L’Africa si fa grande
La minaccia cinese

«Aiutiamoli a casa loro!». Questo il «mantra» populista, spesso svuotato di reali contenuti propositivi, utilizzato da molti ogni qualvolta si cerchi di affrontare il delicatissimo tema, pieno di chiaroscuri e contraddittorie sfaccettature, dell’emigrazione da vari Paesi africani verso l’Europa. Al di là delle tante meravigliose iniziative di volontariato, tra cui spiccano quelle delle missioni cristiane, nessuno fino ad oggi è stato in grado di elaborare a livello politico seri interventi strutturali. Ancor più inquietante è che nessun Paese europeo e tantomeno l’Unione europea prendano a cuore quello che l’Africa sta cercando di fare in autonomia per risolvere i propri atavici problemi.

Pochissima attenzione, anche da un punto di vista mediatico e cronachistico, è stata infatti riservata ad un’iniziativa che parte da lontano e che avrebbe invece meritato un eccezionale e coordinato sostegno complessivo. Nel maggio 2013 ad Addis Abeba 55 Stati africani hanno concordato un programma chiamato «Agenda 2063», che si poneva l’obiettivo di realizzare «un’Africa integrata, prospera e pacifica guidata dai suoi stessi cittadini e che deve rappresentare una forza dinamica sulla scena internazionale».

Negli anni successivi si sono susseguiti discussioni, incontri e congressi, fino al «Vertice straordinario dei capi di Stato africani di Niamey» del 7 luglio scorso, che ha prodotto un accordo di valore epocale. Si è deciso, infatti, di ridurre del 90% i dazi imposti per il commercio tra i Paesi africani, che penalizzavano enormemente gli scambi interni rendendo più convenienti quelli con il resto del mondo. L’accordo è stato firmato da 54 dei 55 membri dell’Unione, essendosi astenuta l’Eritrea per le tensioni con l’Etiopia, successivamente superate per l’opera svolta dal primo ministro etiope Abiy Ahmed Ali, insignito quest’anno del Nobel per la Pace. Si prevede che, con la quasi eliminazione dei dazi, entro il 2025 il commercio infra-africano crescerà dal 15% al 40%, sviluppando un mercato di 1,2 miliardi di consumatori che potrebbero raddoppiare entro il 2050. Si è compiuto, in tal modo, il primo passo di un percorso, puntualmente tracciato nell’Agenda 2063, che prevede la realizzazione nel 2025 del «Mercato comune africano» e nel 2030 dell’Unione monetaria, riprendendo l’esperienza dell’Unione europea.
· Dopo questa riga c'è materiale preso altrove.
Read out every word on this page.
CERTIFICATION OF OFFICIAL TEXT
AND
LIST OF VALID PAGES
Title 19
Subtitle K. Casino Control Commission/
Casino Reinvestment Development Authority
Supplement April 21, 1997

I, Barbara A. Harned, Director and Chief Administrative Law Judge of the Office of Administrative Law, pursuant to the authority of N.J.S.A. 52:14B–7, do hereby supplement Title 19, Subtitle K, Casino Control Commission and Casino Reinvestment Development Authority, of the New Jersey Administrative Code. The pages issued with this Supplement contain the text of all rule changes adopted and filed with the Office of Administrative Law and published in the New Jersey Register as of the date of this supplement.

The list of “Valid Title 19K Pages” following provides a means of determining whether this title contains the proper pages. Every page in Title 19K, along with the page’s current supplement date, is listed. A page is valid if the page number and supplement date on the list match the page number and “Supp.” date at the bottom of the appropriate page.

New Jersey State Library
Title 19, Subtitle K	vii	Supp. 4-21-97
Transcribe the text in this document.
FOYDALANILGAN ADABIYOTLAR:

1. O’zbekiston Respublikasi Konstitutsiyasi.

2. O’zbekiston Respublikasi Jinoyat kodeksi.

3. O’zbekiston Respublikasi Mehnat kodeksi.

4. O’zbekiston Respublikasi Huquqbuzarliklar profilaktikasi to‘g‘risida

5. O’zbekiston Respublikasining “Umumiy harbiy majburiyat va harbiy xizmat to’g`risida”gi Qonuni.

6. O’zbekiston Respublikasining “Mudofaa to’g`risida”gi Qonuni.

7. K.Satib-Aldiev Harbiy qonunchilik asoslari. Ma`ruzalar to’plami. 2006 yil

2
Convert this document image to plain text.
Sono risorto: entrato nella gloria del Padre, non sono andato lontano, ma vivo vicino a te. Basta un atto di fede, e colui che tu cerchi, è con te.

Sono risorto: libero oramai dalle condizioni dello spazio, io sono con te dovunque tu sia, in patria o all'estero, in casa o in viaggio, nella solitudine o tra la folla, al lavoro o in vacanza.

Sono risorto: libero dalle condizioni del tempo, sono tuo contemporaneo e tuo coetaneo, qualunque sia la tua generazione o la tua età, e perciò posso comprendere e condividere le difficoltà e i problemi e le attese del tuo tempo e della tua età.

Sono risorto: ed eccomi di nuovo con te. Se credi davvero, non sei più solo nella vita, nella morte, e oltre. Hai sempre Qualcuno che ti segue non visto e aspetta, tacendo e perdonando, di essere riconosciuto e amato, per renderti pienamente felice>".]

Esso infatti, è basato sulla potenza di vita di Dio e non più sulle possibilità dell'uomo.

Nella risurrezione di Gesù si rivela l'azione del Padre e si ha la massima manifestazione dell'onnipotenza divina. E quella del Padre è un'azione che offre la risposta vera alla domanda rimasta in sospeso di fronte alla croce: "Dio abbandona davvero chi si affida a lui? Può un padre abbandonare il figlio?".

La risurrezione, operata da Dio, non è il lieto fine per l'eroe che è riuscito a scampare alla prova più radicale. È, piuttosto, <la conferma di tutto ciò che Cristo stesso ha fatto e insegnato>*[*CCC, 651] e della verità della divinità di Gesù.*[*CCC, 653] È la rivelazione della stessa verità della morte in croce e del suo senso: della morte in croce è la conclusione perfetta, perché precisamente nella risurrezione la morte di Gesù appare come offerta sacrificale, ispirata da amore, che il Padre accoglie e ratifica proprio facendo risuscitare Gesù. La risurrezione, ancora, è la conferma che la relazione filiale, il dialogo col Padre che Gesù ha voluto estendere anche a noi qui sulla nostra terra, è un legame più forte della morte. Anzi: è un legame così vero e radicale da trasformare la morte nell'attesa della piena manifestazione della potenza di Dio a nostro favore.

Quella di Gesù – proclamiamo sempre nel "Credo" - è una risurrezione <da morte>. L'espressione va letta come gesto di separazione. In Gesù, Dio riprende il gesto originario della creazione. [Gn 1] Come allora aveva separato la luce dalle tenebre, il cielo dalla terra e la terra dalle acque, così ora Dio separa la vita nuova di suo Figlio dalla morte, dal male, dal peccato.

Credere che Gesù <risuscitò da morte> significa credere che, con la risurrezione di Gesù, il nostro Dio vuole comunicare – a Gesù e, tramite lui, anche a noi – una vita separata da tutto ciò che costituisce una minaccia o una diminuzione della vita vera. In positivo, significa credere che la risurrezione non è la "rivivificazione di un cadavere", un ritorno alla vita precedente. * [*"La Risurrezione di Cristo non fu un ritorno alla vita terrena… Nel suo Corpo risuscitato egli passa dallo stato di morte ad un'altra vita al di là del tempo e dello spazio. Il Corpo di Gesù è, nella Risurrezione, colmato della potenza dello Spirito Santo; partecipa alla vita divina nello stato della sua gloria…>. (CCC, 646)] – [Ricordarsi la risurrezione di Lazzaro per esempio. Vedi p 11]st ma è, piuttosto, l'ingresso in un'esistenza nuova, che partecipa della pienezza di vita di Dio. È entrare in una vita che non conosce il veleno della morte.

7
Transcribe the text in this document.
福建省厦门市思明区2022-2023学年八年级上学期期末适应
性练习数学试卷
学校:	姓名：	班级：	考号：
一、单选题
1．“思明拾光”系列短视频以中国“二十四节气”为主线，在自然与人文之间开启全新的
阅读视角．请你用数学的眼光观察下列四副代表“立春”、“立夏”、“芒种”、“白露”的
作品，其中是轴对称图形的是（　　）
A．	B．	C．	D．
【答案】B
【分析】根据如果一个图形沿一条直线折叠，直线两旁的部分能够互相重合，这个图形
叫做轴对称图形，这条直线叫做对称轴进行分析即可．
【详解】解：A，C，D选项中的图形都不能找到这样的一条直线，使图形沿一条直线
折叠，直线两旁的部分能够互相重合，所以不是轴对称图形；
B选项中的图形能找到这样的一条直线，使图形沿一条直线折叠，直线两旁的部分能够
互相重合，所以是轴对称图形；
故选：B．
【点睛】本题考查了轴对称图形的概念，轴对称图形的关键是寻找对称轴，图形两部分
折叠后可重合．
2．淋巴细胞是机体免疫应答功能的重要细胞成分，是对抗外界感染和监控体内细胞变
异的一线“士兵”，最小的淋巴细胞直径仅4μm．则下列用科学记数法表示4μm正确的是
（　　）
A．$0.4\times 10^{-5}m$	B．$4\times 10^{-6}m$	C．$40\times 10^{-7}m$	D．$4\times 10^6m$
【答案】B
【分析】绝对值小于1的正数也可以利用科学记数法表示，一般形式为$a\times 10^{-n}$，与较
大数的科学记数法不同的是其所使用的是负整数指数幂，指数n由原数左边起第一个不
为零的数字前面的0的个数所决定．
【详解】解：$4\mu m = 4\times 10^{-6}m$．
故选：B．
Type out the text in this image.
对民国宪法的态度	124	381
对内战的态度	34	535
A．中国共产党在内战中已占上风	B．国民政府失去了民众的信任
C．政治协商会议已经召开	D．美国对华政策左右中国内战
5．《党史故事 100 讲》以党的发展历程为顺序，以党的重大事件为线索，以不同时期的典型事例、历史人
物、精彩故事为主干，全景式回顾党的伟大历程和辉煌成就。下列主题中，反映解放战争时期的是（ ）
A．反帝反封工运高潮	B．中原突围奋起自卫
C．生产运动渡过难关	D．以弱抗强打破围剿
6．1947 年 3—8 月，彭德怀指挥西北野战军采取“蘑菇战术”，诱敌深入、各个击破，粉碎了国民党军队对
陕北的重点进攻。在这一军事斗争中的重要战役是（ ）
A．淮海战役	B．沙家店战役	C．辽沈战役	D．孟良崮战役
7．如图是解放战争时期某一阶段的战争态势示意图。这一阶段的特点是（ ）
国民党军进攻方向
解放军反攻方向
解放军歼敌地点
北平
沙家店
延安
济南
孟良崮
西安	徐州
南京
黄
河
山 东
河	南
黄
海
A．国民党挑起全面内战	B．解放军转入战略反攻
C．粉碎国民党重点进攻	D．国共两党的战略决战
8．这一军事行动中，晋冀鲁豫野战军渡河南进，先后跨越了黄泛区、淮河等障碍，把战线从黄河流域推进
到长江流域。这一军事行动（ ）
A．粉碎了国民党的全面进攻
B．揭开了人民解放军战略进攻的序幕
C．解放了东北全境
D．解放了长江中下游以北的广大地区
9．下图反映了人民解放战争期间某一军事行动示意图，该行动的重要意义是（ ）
Nel frattempo, però, continuano a realizzarsi in Africa iniziative di stampo neo-coloniale, come quelle poste in essere dall’inizio del secolo dalla Cina. Un’analisi della McKinsey, svolta alla fine dello scorso anno, ha evidenziato che tra il 2000 e il 2016 sono stati finanziati dalla Cina in Africa circa 3.000 progetti infrastrutturali. Sono stati concessi prestiti per 86 miliardi di dollari a vari governi africani. Sono stati realizzati oltre 200 miliardi di dollari di scambi commerciali. Sono state costituite in Africa oltre 10.000 società cinesi che hanno creato più di 300.000 posti di lavoro per lavoratori africani. In cambio di questi interventi, sono stati ottenuti concreti vantaggi per lo sfruttamento di materie prime quali petrolio, ferro, rame e zinco, fondamentali per alimentare la crescita interna e internazionale programmata da Xi Jinping. Il continente africano, quindi, vive in questo momento due diverse prospettive: da una parte vi è il progetto «Agenda 2063» che potrebbe incidere sugli assetti geopolitici mondiali, avendo come prospettiva il rinascimento dell’Africa e il «panafricanismo»; dall’altra c’è la crescente minaccia di un «neo-colonialismo» di stampo cinese, destinato a produrre effetti disastrosi sull’evoluzione socio-politica dell’Africa, come precedenti drammatiche esperienze hanno insegnato.

L’Unione europea, chiamata ad affrontare i flussi migratori in modo assai più corale di come sta facendo, da vera «Unione», non dovrebbe assolutamente attendere che l’Africa agisca isolata nella risoluzione dei suoi tanti drammi interni e nella valorizzazione delle sue tante potenzialità. A Niamey si è dato concreto avvio ad un grande disegno che rappresenta una sfida anche per la cooperazione internazionale e che deve in tutti i modi essere sostenuto.